Texas has seen an increase in vaccinations, especially among the elderly who are eligible for second booster doses. The state has vaccinated 95% of its 65 and older population, with 87% of these individuals fully vaccinated. As of Monday, 73% of the population has received one dose while 61% of Texans are fully vaccinated.
The state has struggled with hospitalizations and emergency response during the past four surges due to staffing shortages at hospitals, especially in skilled nursing and emergency medical services. The situation has left the largest rural community in America at risk, especially the elderly. Texas has the largest rural population of people 65 years of age and older in the country with 671,870 elderly residents.
While January 2022 had the highest average cases, January 2021 was the month with the highest average deaths in Texas. Texas currently ranks second behind California in the total number of COVID-19 deaths at 87,843 as of Tuesday.
Buford confirmed that 99% of the state population has developed an immune response to SARS-CoV-2, the virus that causes COVID-19. Still, she advised that people should get fully vaccinated and boosted, and maintain safety precautions when in large gatherings.
“So being in an airplane, being in a bus or a train, anywhere that you’re in close quarters with many people, especially for long durations of time, it’s going to increase the risk of getting COVID-19 or some other respiratory disease. So there are times when it might be good to try to distance a little bit and to wear a mask because we know those things work no matter what the variance is for COVID-19,” said Shuford.
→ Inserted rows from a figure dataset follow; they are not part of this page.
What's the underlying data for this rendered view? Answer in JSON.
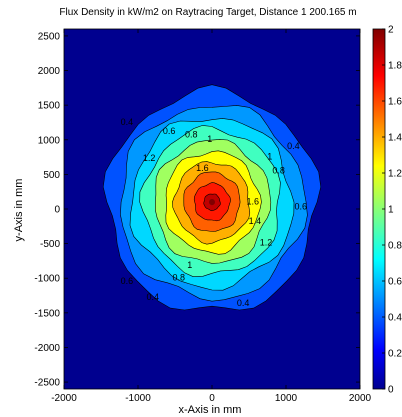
{
  "chart_data": {
    "type": "heatmap",
    "title": "Flux Density in kW/m2 on Raytracing Target, Distance 1 200.165 m",
    "xlabel": "x-Axis in mm",
    "ylabel": "y-Axis in mm",
    "xlim": [
      -2000,
      2000
    ],
    "ylim": [
      -2600,
      2600
    ],
    "xticks": [
      "-2000",
      "-1000",
      "0",
      "1000",
      "2000"
    ],
    "yticks": [
      "2500",
      "2000",
      "1500",
      "1000",
      "500",
      "0",
      "-500",
      "-1000",
      "-1500",
      "-2000",
      "-2500"
    ],
    "colorbar": {
      "min": 0,
      "max": 2,
      "ticks": [
        "2",
        "1.8",
        "1.6",
        "1.4",
        "1.2",
        "1",
        "0.8",
        "0.6",
        "0.4",
        "0.2",
        "0"
      ]
    },
    "peak": {
      "x": 0,
      "y": 100,
      "value": 2.0
    },
    "levels": [
      {
        "value": 0.2,
        "rx": 1420,
        "ry": 1600,
        "color": "#0052ff"
      },
      {
        "value": 0.4,
        "rx": 1250,
        "ry": 1400,
        "color": "#0098ff"
      },
      {
        "value": 0.6,
        "rx": 1090,
        "ry": 1230,
        "color": "#00d8ff"
      },
      {
        "value": 0.8,
        "rx": 930,
        "ry": 1060,
        "color": "#40ffc0"
      },
      {
        "value": 1.0,
        "rx": 780,
        "ry": 890,
        "color": "#a0ff60"
      },
      {
        "value": 1.2,
        "rx": 640,
        "ry": 730,
        "color": "#ffff00"
      },
      {
        "value": 1.4,
        "rx": 510,
        "ry": 580,
        "color": "#ffb000"
      },
      {
        "value": 1.6,
        "rx": 380,
        "ry": 430,
        "color": "#ff6000"
      },
      {
        "value": 1.8,
        "rx": 240,
        "ry": 270,
        "color": "#ff1800"
      },
      {
        "value": 1.9,
        "rx": 110,
        "ry": 120,
        "color": "#c00000"
      }
    ],
    "contour_labels": [
      {
        "text": "0.4",
        "x": -1150,
        "y": 1250
      },
      {
        "text": "0.6",
        "x": -580,
        "y": 1120
      },
      {
        "text": "0.8",
        "x": -280,
        "y": 1070
      },
      {
        "text": "1",
        "x": -30,
        "y": 1000
      },
      {
        "text": "0.4",
        "x": 1100,
        "y": 900
      },
      {
        "text": "1",
        "x": 780,
        "y": 750
      },
      {
        "text": "1.2",
        "x": -850,
        "y": 730
      },
      {
        "text": "0.8",
        "x": 900,
        "y": 550
      },
      {
        "text": "1.6",
        "x": -130,
        "y": 580
      },
      {
        "text": "1.6",
        "x": 550,
        "y": 100
      },
      {
        "text": "0.6",
        "x": 1200,
        "y": 30
      },
      {
        "text": "1.4",
        "x": 580,
        "y": -180
      },
      {
        "text": "1.2",
        "x": 730,
        "y": -490
      },
      {
        "text": "1",
        "x": -300,
        "y": -820
      },
      {
        "text": "0.8",
        "x": -450,
        "y": -1000
      },
      {
        "text": "0.6",
        "x": -1150,
        "y": -1050
      },
      {
        "text": "0.4",
        "x": -800,
        "y": -1280
      },
      {
        "text": "0.4",
        "x": 420,
        "y": -1370
      }
    ]
  }
}
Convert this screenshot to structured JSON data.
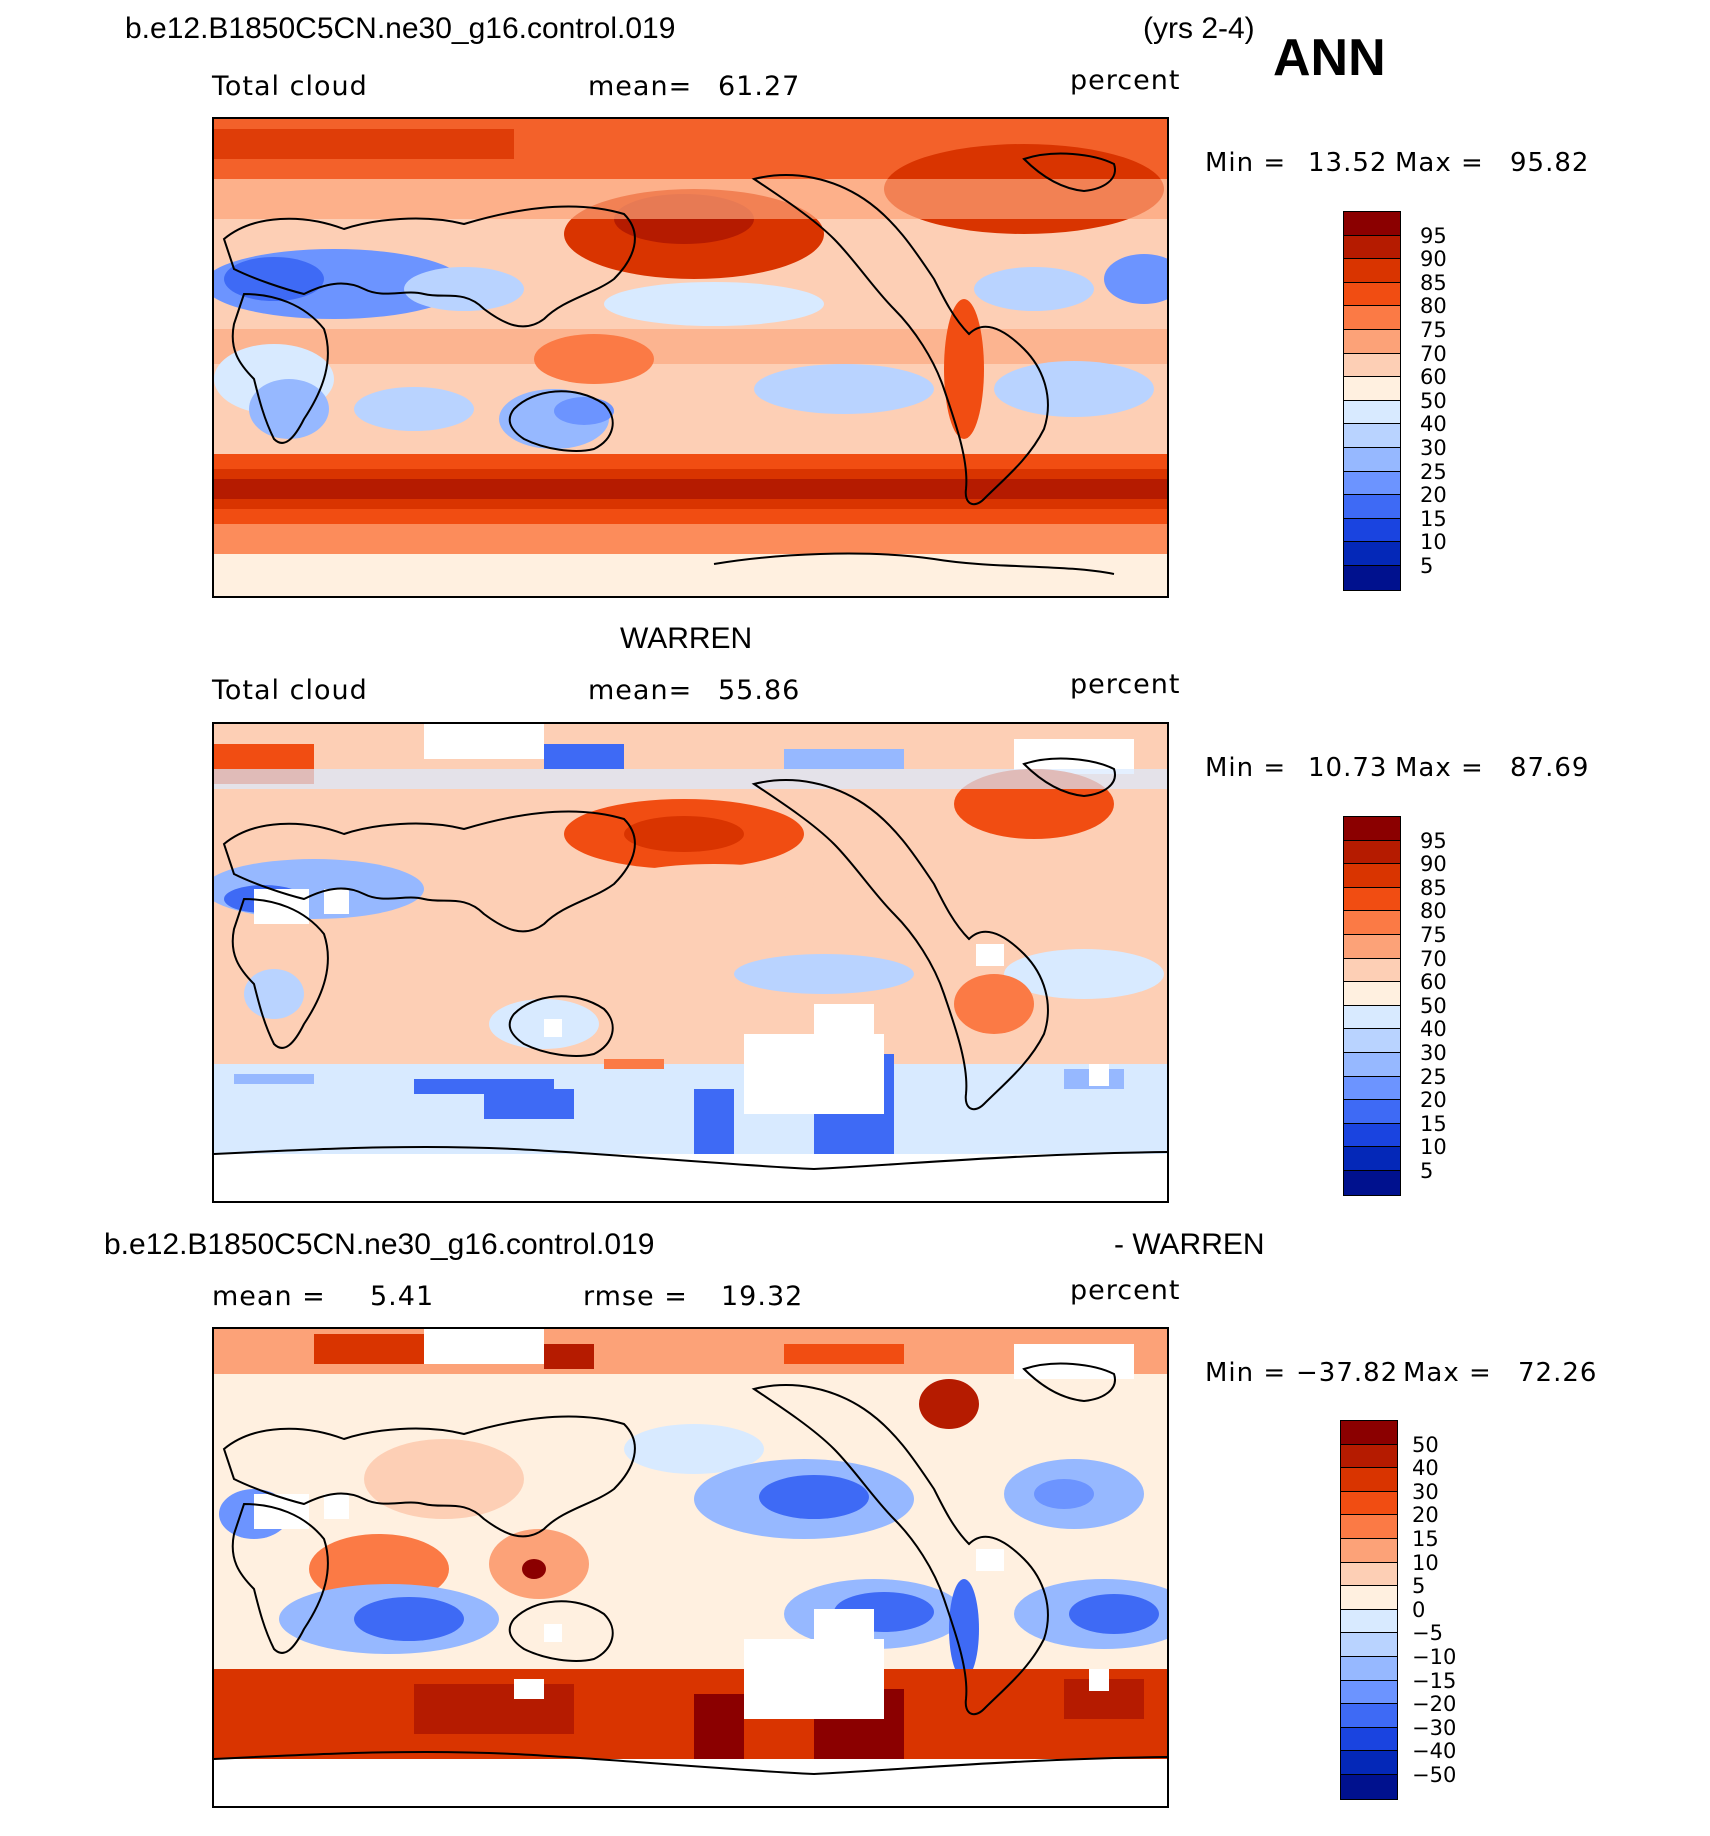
{
  "header": {
    "case_name": "b.e12.B1850C5CN.ne30_g16.control.019",
    "years": "(yrs 2-4)",
    "season": "ANN"
  },
  "panels": [
    {
      "id": "model",
      "variable": "Total cloud",
      "stat_label": "mean=",
      "stat_value": "61.27",
      "units": "percent",
      "min_label": "Min =",
      "min_value": "13.52",
      "max_label": "Max =",
      "max_value": "95.82"
    },
    {
      "id": "obs",
      "title": "WARREN",
      "variable": "Total cloud",
      "stat_label": "mean=",
      "stat_value": "55.86",
      "units": "percent",
      "min_label": "Min =",
      "min_value": "10.73",
      "max_label": "Max =",
      "max_value": "87.69"
    },
    {
      "id": "diff",
      "title_left": "b.e12.B1850C5CN.ne30_g16.control.019",
      "title_right": "- WARREN",
      "stat_label": "mean =",
      "stat_value": "5.41",
      "rmse_label": "rmse =",
      "rmse_value": "19.32",
      "units": "percent",
      "min_label": "Min =",
      "min_value": "−37.82",
      "max_label": "Max =",
      "max_value": "72.26"
    }
  ],
  "chart_data": [
    {
      "type": "heatmap",
      "title": "Total cloud",
      "units": "percent",
      "mean": 61.27,
      "min": 13.52,
      "max": 95.82,
      "colorbar_levels": [
        95,
        90,
        85,
        80,
        75,
        70,
        60,
        50,
        40,
        30,
        25,
        20,
        15,
        10,
        5
      ]
    },
    {
      "type": "heatmap",
      "title": "WARREN",
      "units": "percent",
      "mean": 55.86,
      "min": 10.73,
      "max": 87.69,
      "colorbar_levels": [
        95,
        90,
        85,
        80,
        75,
        70,
        60,
        50,
        40,
        30,
        25,
        20,
        15,
        10,
        5
      ]
    },
    {
      "type": "heatmap",
      "title": "b.e12.B1850C5CN.ne30_g16.control.019 - WARREN",
      "units": "percent",
      "mean": 5.41,
      "rmse": 19.32,
      "min": -37.82,
      "max": 72.26,
      "colorbar_levels": [
        "50",
        "40",
        "30",
        "20",
        "15",
        "10",
        "5",
        "0",
        "−5",
        "−10",
        "−15",
        "−20",
        "−30",
        "−40",
        "−50"
      ]
    }
  ],
  "colors": {
    "scale": [
      "#8b0000",
      "#b51b00",
      "#d93400",
      "#f14d12",
      "#fb7a45",
      "#fca278",
      "#fdcfb5",
      "#fff0e0",
      "#d8eaff",
      "#b9d3ff",
      "#96b8ff",
      "#6c94ff",
      "#3e6af5",
      "#1a44e0",
      "#0428b8",
      "#00118e"
    ]
  }
}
“There’s also a benefit for people just being fully vaccinated and getting those booster doses if they’re eligible, because that will increase their protection against COVID-19 as well. During those summer months when you’re traveling and seeing relatives and friends. It’s also important to keep in mind people who are immunocompromised, might not be able to fight off that infection as well or if they’re at risk of severe disease. And in some of those cases, it might be good to protect yourself from getting an infection, so you don’t give it to other people as well.”
Recent studies have shown that the combination of being both vaccinated and having experienced a COVID-19 infection, called “hybrid immunity,” offers broad protection. Immunity from vaccines targets the spike protein while infection-induced immunity aims more broadly at the whole virus.
There is strong evidence that a fourth dose—or second booster—provides meaningful protection among vulnerable populations, including people over 60.